А Глаша между небом и землей носится, царя вороньего выцеливает. Он под деревья уйдет – она за ним рысью, он в небо взмоет – она за ним соколихой. Силен ворон, да Глаше сама роща помогает, силами питает. Выбился он из сил, упал на поляну, и она за ним. На землю спустилась, девицей оборотилась, схватила его за шею да не пускает. Видит царь воронов, не совладать ему с Глашей, крылья повесил, взмолился:
– Победила ты меня, ведьма молодая, сильнее самого царя воронова оказалась. Не губи меня, отпусти к своим! Я же за всех коршунов да воронов поклянусь служить тебе верой и правдой да никакого разбою без дозволения твоего не чинить. А в зарок дам перо из моего крыла.
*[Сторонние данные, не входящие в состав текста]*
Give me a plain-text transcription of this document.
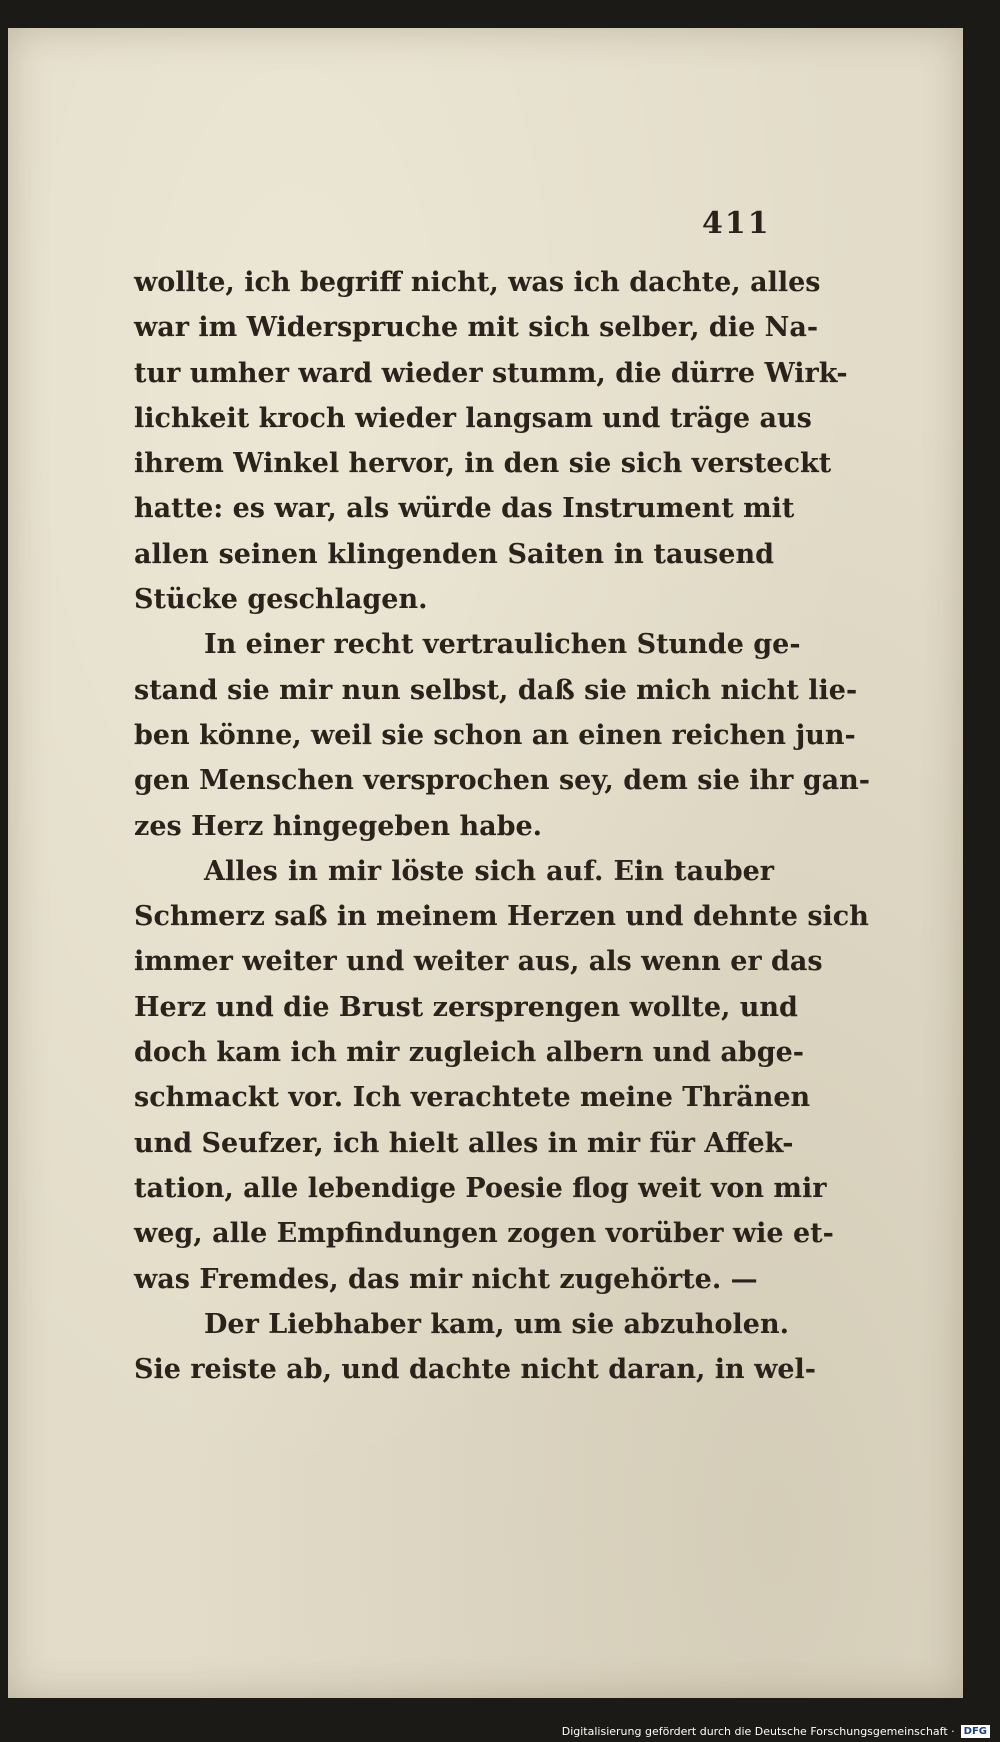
411
wollte, ich begriff nicht, was ich dachte, alles
war im Widerspruche mit sich selber, die Na-
tur umher ward wieder stumm, die dürre Wirk-
lichkeit kroch wieder langsam und träge aus
ihrem Winkel hervor, in den sie sich versteckt
hatte: es war, als würde das Instrument mit
allen seinen klingenden Saiten in tausend
Stücke geschlagen.
In einer recht vertraulichen Stunde ge-
stand sie mir nun selbst, daß sie mich nicht lie-
ben könne, weil sie schon an einen reichen jun-
gen Menschen versprochen sey, dem sie ihr gan-
zes Herz hingegeben habe.
Alles in mir löste sich auf. Ein tauber
Schmerz saß in meinem Herzen und dehnte sich
immer weiter und weiter aus, als wenn er das
Herz und die Brust zersprengen wollte, und
doch kam ich mir zugleich albern und abge-
schmackt vor. Ich verachtete meine Thränen
und Seufzer, ich hielt alles in mir für Affek-
tation, alle lebendige Poesie flog weit von mir
weg, alle Empfindungen zogen vorüber wie et-
was Fremdes, das mir nicht zugehörte. —
Der Liebhaber kam, um sie abzuholen.
Sie reiste ab, und dachte nicht daran, in wel-
Digitalisierung gefördert durch die Deutsche Forschungsgemeinschaft · DFG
Вырвал ворон перо черное из правого крыла и Глаше протянул. Потом закричал громко, созвал к себе коршунов да воронов, что уцелели в битве, да велел им ведьме новой кланяться. Приняла Глаша перо, рядом с кулончиком смородинным повесила, взяла с соколов да воронов слово ей служить, разбоя не творить – и отпустила с миром. Хоть и болит сердечко о милом, да негоже раскаявшихся губить без пути.
Поднялась стая темная и умчалась прочь за болота. Стали слетаться к Глаше птицы, сползаться звери раненые, и все вылечить молят. Глаша сама из сил выбилась – не то от битвы, не то от злости внезапной, что захлестнула ее. Да только некому больше птиц да зверей вылечить, одна у них надежда да спасение.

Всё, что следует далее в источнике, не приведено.